The runners were actually injecting themselves with saline, which of course does not have any performance enhancement qualities.

Guess what? When these same runners raced at the end of that week (in which they thought they were injecting themselves with EPO), the runners finished their 3 km race an average of 9.73 seconds faster (or about 5 seconds faster each mile).

This 1.2 % improvement is a statistically significant improvement and of clear sporting relevance. How significant is this? At the 2012 Olympics, the difference between the gold medal and fourth place was less than 1 % in all track events from 1500 - 10,000 meters for both men and women.
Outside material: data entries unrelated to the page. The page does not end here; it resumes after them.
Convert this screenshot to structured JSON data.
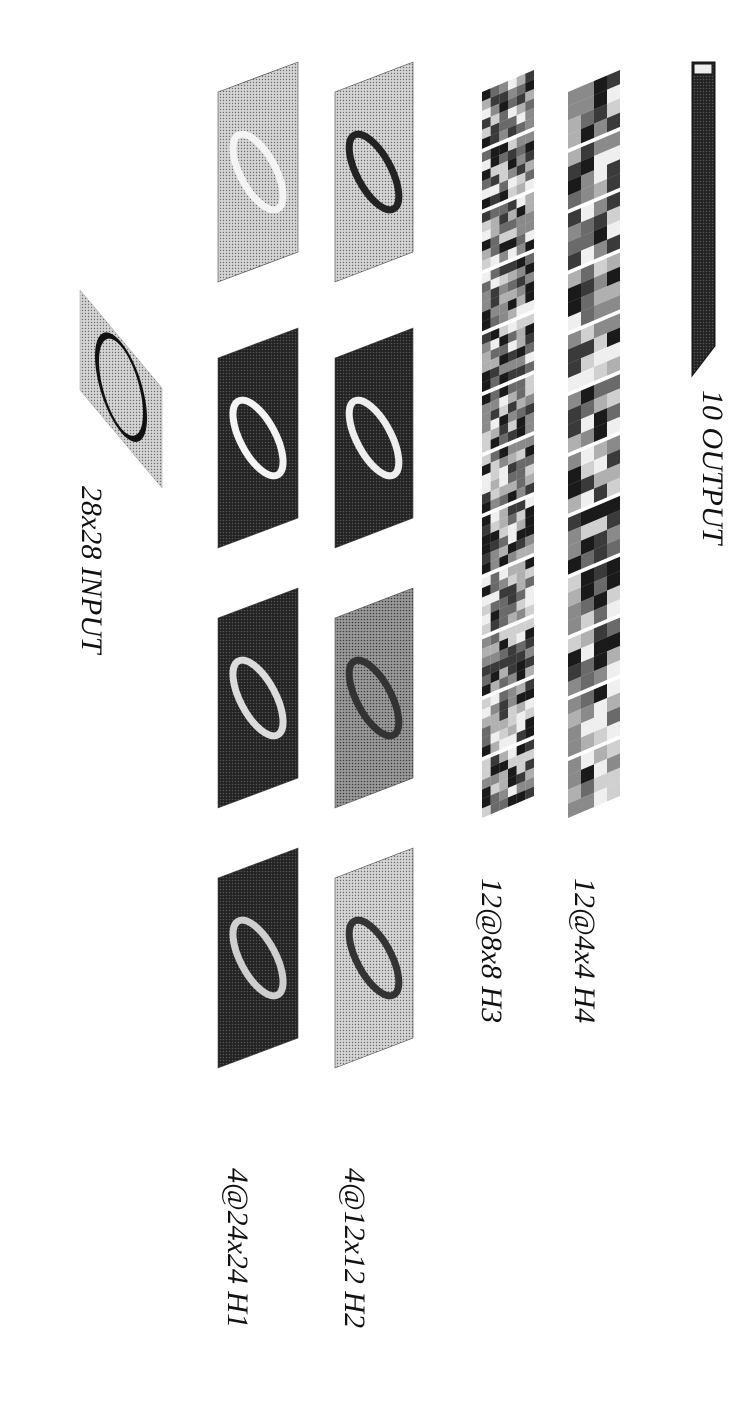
{
  "figure": {
    "labels": {
      "output": "10 OUTPUT",
      "h4": "12@4x4 H4",
      "h3": "12@8x8 H3",
      "h2": "4@12x12 H2",
      "h1": "4@24x24 H1",
      "input": "28x28 INPUT"
    },
    "colors": {
      "background": "#ffffff",
      "ink": "#111111",
      "map_dark": "#1a1a1a",
      "map_mid": "#8a8a8a",
      "map_light": "#cfcfcf",
      "stroke_white": "#f2f2f2"
    },
    "layers": [
      {
        "id": "output",
        "count": 1,
        "kind": "bar"
      },
      {
        "id": "h4",
        "count": 12,
        "kind": "patch-row"
      },
      {
        "id": "h3",
        "count": 12,
        "kind": "patch-row"
      },
      {
        "id": "h2",
        "count": 4,
        "kind": "map-row"
      },
      {
        "id": "h1",
        "count": 4,
        "kind": "map-row"
      },
      {
        "id": "input",
        "count": 1,
        "kind": "map"
      }
    ]
  }
}
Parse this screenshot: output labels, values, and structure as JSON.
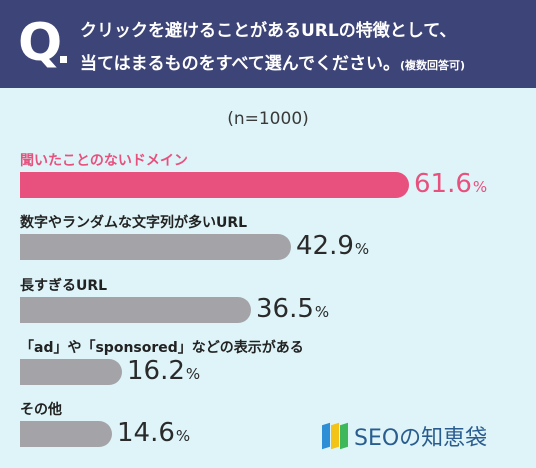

Almost all runners who had expected to see positive changes when injecting themselves with OxyRBX recorded a marked improvement.

This differs from those runners who did not expect much improvement whose performance improved less markedly. The runners reported lower levels of perceived exertion during the race that followed their week of "doping".The runners also said they pushed themselves harder during the races at the end the "doping" week.

Some runners also reported increase confidence in their abilities after the injections, this has been shown to increase willingness to exert extra effort in challenging tasks.

If you sincerely believe that adding a new element to your training (increasing your weekly track and hill workout, speed work etc) will improve your running, it can be a self fulfilling practice as it can increase your motivation, confidence and then better results. No need to dope.


Ross R, Gray CM et al (2014). The Effects Of An Injected Placebo On Endurance Running Performance. Med Sci Sports Ex. DOI: 10.1249/MSS.0000000000000584.

*A big thank you the Dr GL for the EPO picture.